A Detroit man sentenced to life without parole for a 1977 murder is entitled to a new sentence.
But efforts just to start that process have stalled again because of missing court files.
Charles Lewis was only 17 when he was convicted in the robbery-murder of an off-duty Detroit police officer.
The U.S. Supreme Court has ruled in two recent cases that sentencing juveniles to life without parole is unconstitutional, except in the “rarest” cases.
Lewis is one of more than 300 Michigan “juvenile lifers” now awaiting re-sentencing, which should mean at least a shot at parole.
But many Michigan prosecutors have shunned the Supreme Court directive, recommending that a vast majority of juvenile lifers be re-sentenced to life without parole.
And in Lewis’s case, the process can’t even get started. That’s because decades worth of court files, including his official trial and sentencing transcripts, seem to have gone missing.
In Wayne County Circuit Court Tuesday, Judge Qiana Lillard said that despite her prior order, no one from the court administrator’s office has gone to look for the missing files.
The court needs “someone who can testify under oath about going to find the file, and not being able to find it” before it can proceed, Lillard said.
Lewis’s attorney, Valerie Newman of the State Appellate Defender’s Office, said that if the file can’t be located, she will ask that Lewis be re-sentenced to a 40-60 year term. He's already served more than 40 years.
Even if missing files weren't an issue, Newman doesn’t think Lewis meets the bar of “irredeemable corruption." That's the standard the Supreme Court said could constitute a “rare case” where a juvenile offender can be kept behind bars for life.
“Bottom line, he deserves his day in court, and he deserves his due process,” Newman said. “[And] to have that file available so that his attorney, who’s me, can review everything about how we can proceed. How can I possibly effectively represent my client when I don’t have all the information?”
The Wayne County prosecutor’s office doesn't agree. An assistant prosecutor affirmed in court Tuesday that it’s seeking to have Lewis’s life-without-parole sentence re-imposed.
Lewis has filed his own motions from prison, asking that the case be dismissed altogether. Given the apparent loss of case files, and the fact that the Michigan Supreme Court vacated his conviction, Lewis argues his “current detention is unlawful because the defendant is being held in prison with no sentence, no files or records.”

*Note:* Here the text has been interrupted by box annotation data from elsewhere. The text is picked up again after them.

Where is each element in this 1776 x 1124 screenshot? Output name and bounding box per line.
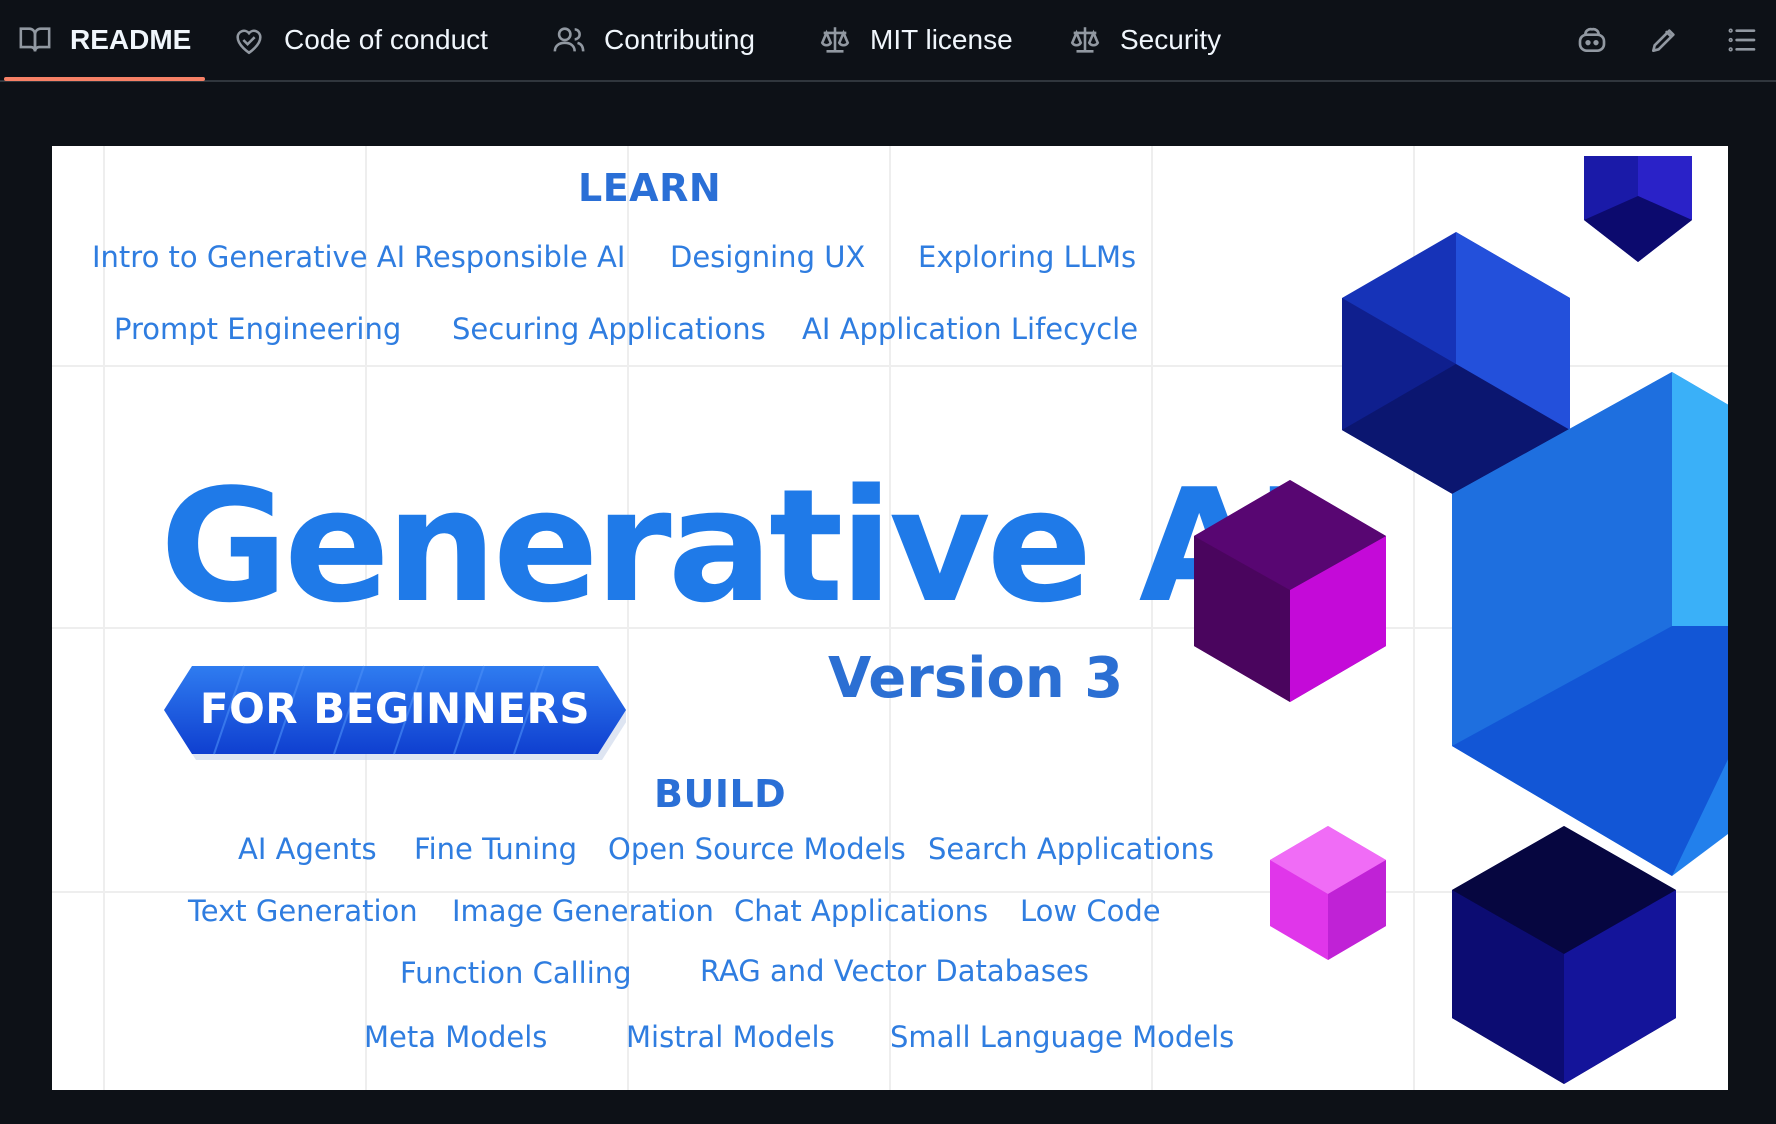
repo-tab-bar: README Code of conduct Contributing MIT …: [0, 0, 1776, 82]
copilot-icon: [1578, 27, 1606, 52]
build-topic: Text Generation: [188, 894, 418, 928]
scale-icon: [818, 23, 852, 57]
readme-banner-image: LEARN Intro to Generative AI Responsible…: [52, 146, 1728, 1090]
heart-handshake-icon: [232, 23, 266, 57]
build-topic: AI Agents: [238, 832, 377, 866]
tab-label: MIT license: [870, 24, 1013, 55]
book-icon: [18, 23, 52, 57]
build-topic: Small Language Models: [890, 1020, 1235, 1054]
learn-topic: Designing UX: [670, 240, 866, 274]
people-icon: [552, 23, 586, 57]
build-topic: RAG and Vector Databases: [700, 954, 1089, 988]
tab-label: Security: [1120, 24, 1222, 55]
build-topic: Fine Tuning: [414, 832, 577, 866]
tab-label: README: [70, 24, 192, 55]
tab-security[interactable]: Security: [1068, 0, 1221, 80]
build-topic: Mistral Models: [626, 1020, 835, 1054]
tab-label: Contributing: [604, 24, 755, 55]
build-topic: Image Generation: [452, 894, 714, 928]
scale-icon: [1068, 23, 1102, 57]
edit-file-button[interactable]: [1642, 18, 1686, 62]
learn-heading: LEARN: [578, 166, 722, 210]
tab-label: Code of conduct: [284, 24, 488, 55]
build-topic: Function Calling: [400, 956, 632, 990]
build-heading: BUILD: [654, 772, 787, 816]
learn-topic: Prompt Engineering: [114, 312, 402, 346]
learn-topic: Exploring LLMs: [918, 240, 1137, 274]
build-topic: Meta Models: [364, 1020, 548, 1054]
build-topic: Search Applications: [928, 832, 1214, 866]
outline-button[interactable]: [1720, 18, 1764, 62]
ribbon-label: FOR BEGINNERS: [199, 684, 591, 733]
learn-topic: Intro to Generative AI: [92, 240, 406, 274]
banner-version: Version 3: [828, 646, 1124, 711]
tab-readme[interactable]: README: [3, 0, 206, 81]
build-topic: Chat Applications: [734, 894, 989, 928]
banner-title: Generative AI: [160, 455, 1314, 637]
list-icon: [1728, 28, 1756, 52]
build-topic: Low Code: [1020, 894, 1161, 928]
tab-code-of-conduct[interactable]: Code of conduct: [232, 0, 488, 80]
learn-topic: Securing Applications: [452, 312, 766, 346]
learn-topic: Responsible AI: [414, 240, 626, 274]
tab-mit-license[interactable]: MIT license: [818, 0, 1013, 80]
tab-contributing[interactable]: Contributing: [552, 0, 755, 80]
copilot-button[interactable]: [1570, 18, 1614, 62]
build-topic: Open Source Models: [608, 832, 906, 866]
pencil-icon: [1652, 29, 1675, 52]
learn-topic: AI Application Lifecycle: [802, 312, 1139, 346]
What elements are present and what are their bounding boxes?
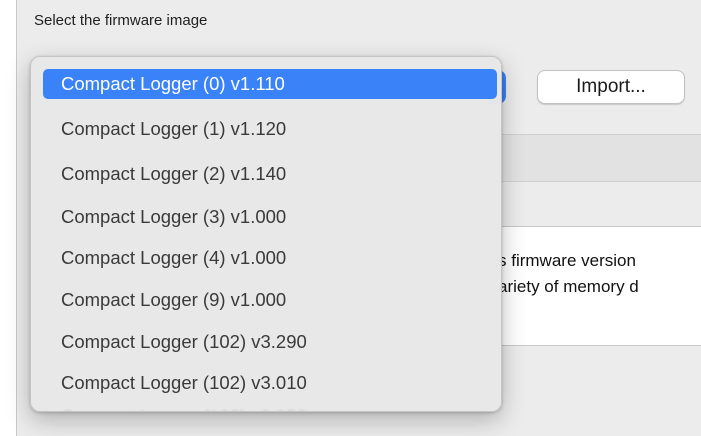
menu-item-compact-logger-102-v3010[interactable]: Compact Logger (102) v3.010 (43, 368, 497, 398)
description-line: ariety of memory d (498, 277, 639, 296)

Lewis has also maintained his innocence, as does his family, who argues he should be released immediately and his conviction overturned.
“I would hope they would do what is legitimate and right, and let him go,” said his mother Wendy Lewis. “If you have nothing to hold him for, and you can’t substantiate what you say you had, then you have no charge.”
Judge Lillard adjourned Lewis’s case until October 28th, giving the court one last shot to find the files before presumably declaring them missing and moving ahead with re-sentencing.
His family thinks this is compounding injustice. “The Supreme Court has ruled this is cruel and unusual punishment," said Lewis's sister Wendy Lewis. "It’s still punishment. How much punishment does he have to endure?”